Donner looked down at Matterson with his cold eyes. ‘Another thing,’ he said. ‘You’d better not have Boyd survey the northern end. It’s not…’

‘I know what it’s not, Fred,’ cut in Matterson irritably. ‘I’ll get Clare straightened out on that.’

‘You’d better,’ said Donner. ‘Or the whole scheme might collapse.’

That exchange meant nothing to me but it was enough to give me the definite idea that these two were having a private fight and I’d better not get in the way. That wanted clearing up, so I butted in and said, ‘I’d like to know who my boss is on this survey. Who do I take my orders from—you, Mr Matterson? Or Mr Donner here?’

Matterson stared at me. ‘You take them from me,’ he said flatly. ‘My name is Matterson and this is the Matterson Corporation.’ He flicked his gaze up at Donner as though defying him to make an issue of it, but Donner backed down after a long moment by giving a sharp nod.

‘Just as long as I know,’ I said easily.

Afterwards we got down to dickering about the terms of my contract. Donner was a penny-pincher and, as he had made me mad by trying to skinflint on the possible boring operations, I set my price higher than I would have done normally. Although it seemed to be a straightforward job and I did need the money, there were undercurrents that I didn’t like. There was also the name of Trinavant that had come up, although that seemed to have no particular relevance. But the terms I finally screwed out of Donner were so good that I knew I would have to take the job—the money would set me up in business for a year in the North-West.

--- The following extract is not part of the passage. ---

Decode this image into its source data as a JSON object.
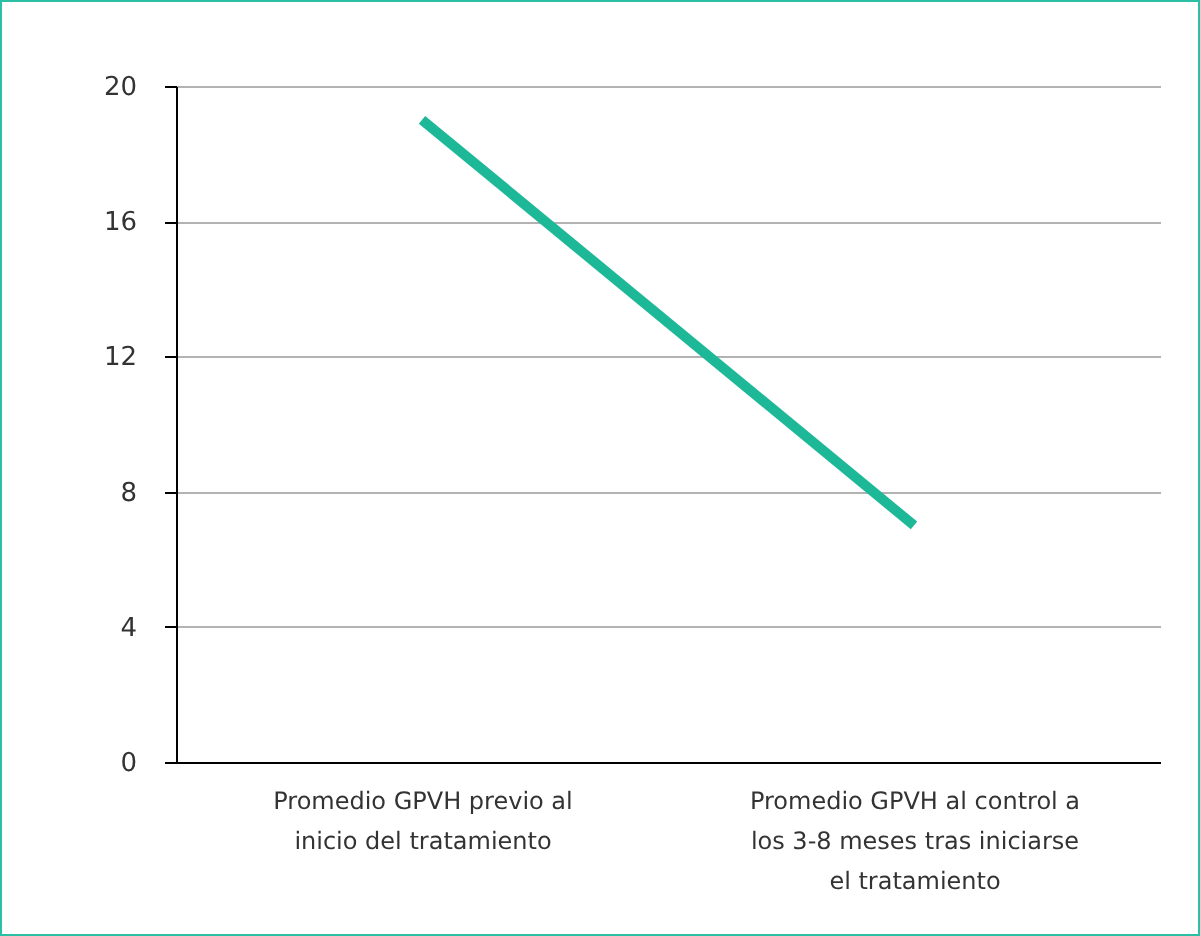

Matterson was no help to Donner. He just sat on the sidelines and grinned while I gouged him. It was certainly a hell of a way to run a corporation! After the business details had been settled Matterson said, ‘I’ll reserve a room for you at the Matterson House. It doesn’t compare with the Hilton, but I think you’ll be comfortable enough. When can you start on the job?’

‘As soon as I get my equipment from Edmonton.’

‘Fly it in,’ said Matterson. ‘We’ll pay the freight.’

Donner snorted and walked out of the room like a man who knows when he isn’t wanted.

II

The Matterson House Hotel proved to be incorporated into the Matterson Building so I hadn’t far to go when I left Matterson’s office. I also noticed a string of company offices all bearing the name of Matterson and there was the Matterson Bank on the corner of the block. It seemed that Fort Farrell was a real old-fashioned company town, and when Matterson built his dam there would be the Matterson Power Company to add to his list. He was getting a real stranglehold on this neck of the woods.